Sempre sul coraggio.
Ho conosciuto un boia americano che abitava a Londra. E’ un uomo di mezza età con una faccia da ragioniere e occhi miopi.
Ve lo descrivo: sembra uno che sia stato nutrito a yogurt. Quando l’ho conosciuto mi ha porto una mano molle come cinquecento grammi di fegato di vitello, gli ho stretto quel coso nauseante che lui ha poi fatto ricadere sulle cosce sconsolato. Io sono abituata ai colleghi che mi scrollano il braccio come la leva di una pompa. Ha una bella fronte in materia plastica color avorio perfetta come piscina delle mosche tanto è sempre sudata.

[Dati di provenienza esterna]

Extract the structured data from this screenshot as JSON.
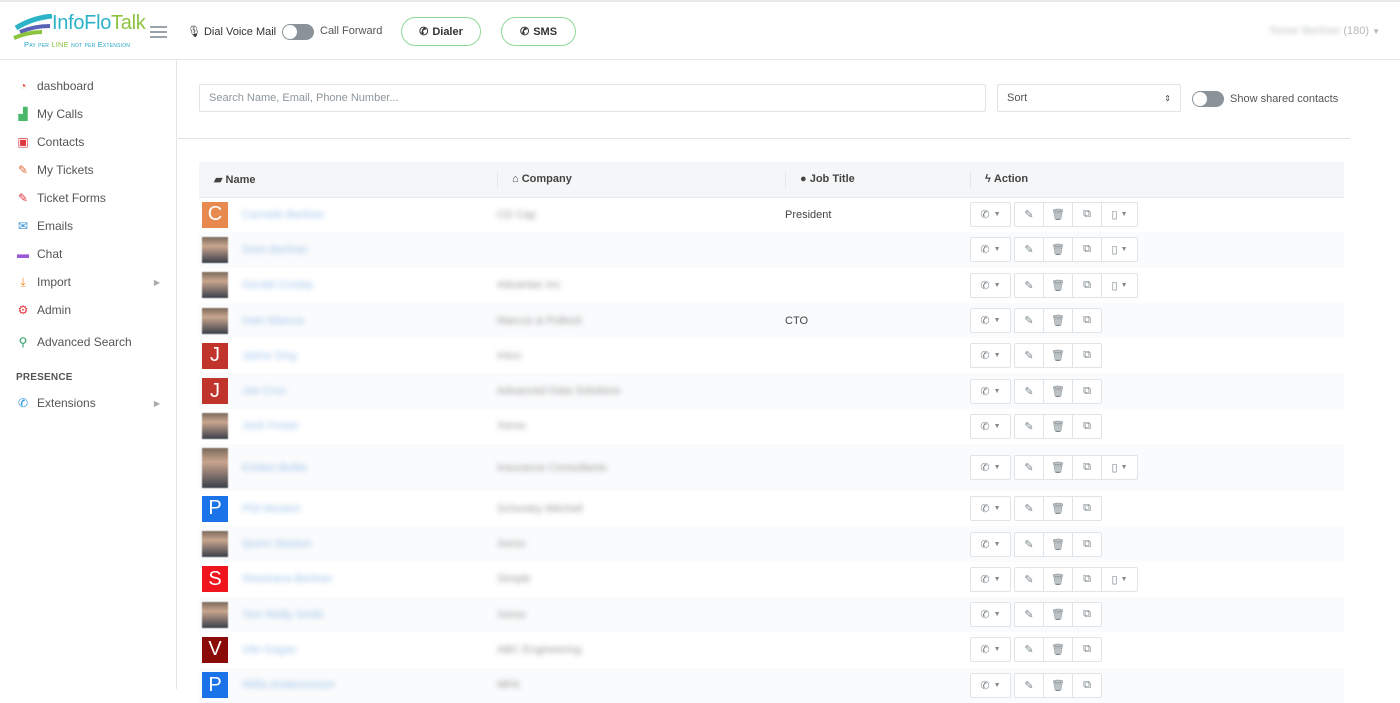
{
  "header": {
    "logo": {
      "brand_main": "InfoFlo",
      "brand_accent": "Talk",
      "tagline_pre": "Pay per ",
      "tagline_accent": "LINE",
      "tagline_post": " not per Extension"
    },
    "dial_voice_mail": "Dial Voice Mail",
    "call_forward": "Call Forward",
    "call_forward_on": false,
    "dialer_label": "Dialer",
    "sms_label": "SMS",
    "user_name": "Tomer Berliner",
    "user_ext": "(180)"
  },
  "sidebar": {
    "items": [
      {
        "label": "dashboard",
        "icon": "dashboard-icon",
        "color": "#e8573f",
        "glyph": "◔"
      },
      {
        "label": "My Calls",
        "icon": "chart-area-icon",
        "color": "#4cb86a",
        "glyph": "▟"
      },
      {
        "label": "Contacts",
        "icon": "contacts-book-icon",
        "color": "#e0343e",
        "glyph": "▣"
      },
      {
        "label": "My Tickets",
        "icon": "ticket-icon",
        "color": "#e06a3a",
        "glyph": "✎"
      },
      {
        "label": "Ticket Forms",
        "icon": "ticket-icon",
        "color": "#e0343e",
        "glyph": "✎"
      },
      {
        "label": "Emails",
        "icon": "envelope-icon",
        "color": "#2e8fd6",
        "glyph": "✉"
      },
      {
        "label": "Chat",
        "icon": "chat-icon",
        "color": "#9b59d8",
        "glyph": "▬"
      },
      {
        "label": "Import",
        "icon": "download-icon",
        "color": "#f08a24",
        "glyph": "⤓",
        "submenu": true
      },
      {
        "label": "Admin",
        "icon": "cogs-icon",
        "color": "#e0343e",
        "glyph": "⚙"
      },
      {
        "label": "Advanced Search",
        "icon": "search-icon",
        "color": "#2aa06a",
        "glyph": "⚲"
      }
    ],
    "section_title": "PRESENCE",
    "presence_items": [
      {
        "label": "Extensions",
        "icon": "phone-icon",
        "color": "#1f8fe0",
        "glyph": "✆",
        "submenu": true
      }
    ]
  },
  "toolbar": {
    "search_placeholder": "Search Name, Email, Phone Number...",
    "search_value": "",
    "sort_label": "Sort",
    "show_shared_label": "Show shared contacts",
    "show_shared_on": false
  },
  "table": {
    "columns": [
      {
        "label": "Name",
        "icon": "book-icon",
        "glyph": "▰"
      },
      {
        "label": "Company",
        "icon": "bank-icon",
        "glyph": "⌂"
      },
      {
        "label": "Job Title",
        "icon": "user-icon",
        "glyph": "●"
      },
      {
        "label": "Action",
        "icon": "bolt-icon",
        "glyph": "ϟ"
      }
    ],
    "rows": [
      {
        "avatar": "C",
        "avatar_color": "#e8894f",
        "name": "Carmelo Berliner",
        "company": "CD Cap",
        "job_title": "President",
        "mobile": true
      },
      {
        "avatar": "",
        "photo": true,
        "name": "Sven Berliner",
        "company": "",
        "job_title": "",
        "mobile": true
      },
      {
        "avatar": "",
        "photo": true,
        "name": "Gerald Crosby",
        "company": "Advantax Inc",
        "job_title": "",
        "mobile": true
      },
      {
        "avatar": "",
        "photo": true,
        "name": "Irwin Marcus",
        "company": "Marcus & Pollock",
        "job_title": "CTO",
        "mobile": false
      },
      {
        "avatar": "J",
        "avatar_color": "#c0342c",
        "name": "Jaime Sing",
        "company": "Intco",
        "job_title": "",
        "mobile": false
      },
      {
        "avatar": "J",
        "avatar_color": "#c0342c",
        "name": "Joe Cruz",
        "company": "Advanced Data Solutions",
        "job_title": "",
        "mobile": false
      },
      {
        "avatar": "",
        "photo": true,
        "name": "Josh Foster",
        "company": "Xerox",
        "job_title": "",
        "mobile": false
      },
      {
        "avatar": "",
        "photo": true,
        "tall": true,
        "name": "Kristen Butler",
        "company": "Insurance Consultants",
        "job_title": "",
        "mobile": true
      },
      {
        "avatar": "P",
        "avatar_color": "#1a73e8",
        "name": "Phil Mostert",
        "company": "Schooley Mitchell",
        "job_title": "",
        "mobile": false
      },
      {
        "avatar": "",
        "photo": true,
        "name": "Quinn Staxton",
        "company": "Xerox",
        "job_title": "",
        "mobile": false
      },
      {
        "avatar": "S",
        "avatar_color": "#f0141e",
        "name": "Shoshana Berliner",
        "company": "Simple",
        "job_title": "",
        "mobile": true
      },
      {
        "avatar": "",
        "photo": true,
        "name": "Tom Reilly Smith",
        "company": "Xerox",
        "job_title": "",
        "mobile": false
      },
      {
        "avatar": "V",
        "avatar_color": "#8b0a0a",
        "name": "Vito Gagan",
        "company": "ABC Engineering",
        "job_title": "",
        "mobile": false
      },
      {
        "avatar": "P",
        "avatar_color": "#1a73e8",
        "name": "Willis Andersonson",
        "company": "MFA",
        "job_title": "",
        "mobile": false
      }
    ]
  },
  "colors": {
    "accent_green": "#8fd99a",
    "toggle_off": "#8a9399",
    "link_blue": "#4a90d9"
  }
}
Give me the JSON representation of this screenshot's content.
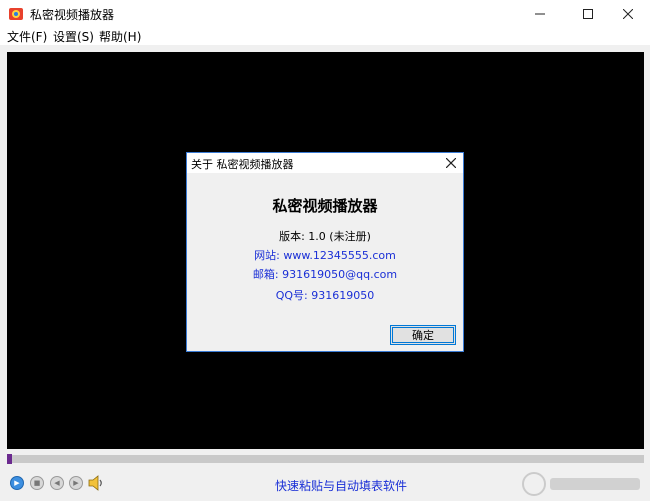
{
  "window": {
    "title": "私密视频播放器",
    "icon": "app-logo-icon",
    "controls": [
      "minimize-icon",
      "maximize-icon",
      "close-icon"
    ]
  },
  "menu": [
    {
      "label": "文件(F)"
    },
    {
      "label": "设置(S)"
    },
    {
      "label": "帮助(H)"
    }
  ],
  "about_dialog": {
    "title": "关于 私密视频播放器",
    "app_name": "私密视频播放器",
    "version": "版本: 1.0 (未注册)",
    "website": "网站: www.12345555.com",
    "email": "邮箱: 931619050@qq.com",
    "qq": "QQ号: 931619050",
    "ok_label": "确定"
  },
  "player": {
    "progress": 0.0,
    "controls": [
      "play-icon",
      "stop-icon",
      "previous-icon",
      "next-icon",
      "volume-icon"
    ],
    "promo_link": "快速粘贴与自动填表软件"
  },
  "colors": {
    "video_bg": "#000000",
    "link": "#1a2fd6",
    "accent": "#0078d7",
    "progress_thumb": "#6b2a8f"
  }
}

Voi immaginate questo signore slittare compunto e anonimo in una mostruosa spugna qual è Londra, in cui ci si sente dei microbi nel polmone di un pleuritico. A Londra c’è una nebbia più densa che nei film di Orson Welles. Aghiforme e smilzo, cammina come un robot. Ha una macchina nera quadrata come un pacchetto di zucchero, ma che è molto piacevole viverci dentro. Alla sera rincasa nel suo miniappartamento, tutto pulito, ammobiliato con grazia, ma senza anima. Staccato dai beni del mondo, accende la radio dove suonano solo le cornamuse. Vivacchia in attesa della telefonata. Prenderà un volo, poi, e via a uccidere. Penso che sia andato anche a salutare il Papa, vestito di bianco, uguale a lui.
Ecco questo sarebbe stata per me l’idea di un romanzo se avessi il coraggio di andare avanti su questa storia.
E’ il coraggio che manca! Occorre coraggio anche a inventare storie, a inventare balle, stando sempre nella realtà emozionale. Occorre sempre coraggio in tutto per andare in fondo. In un fondo a più non posso o piuttosto a non posso di più. Il fondo deve essere l’unico orizzonte. E se guardate bene nel fondo ci sono lastre avvitate bordo a bordo su dei longheroni. Se si riesce a svitare una di esse, (non c’è bisogno di farvi un disegno, credo) ecco si va sotto a vedere il magico mondo dell’Essenza.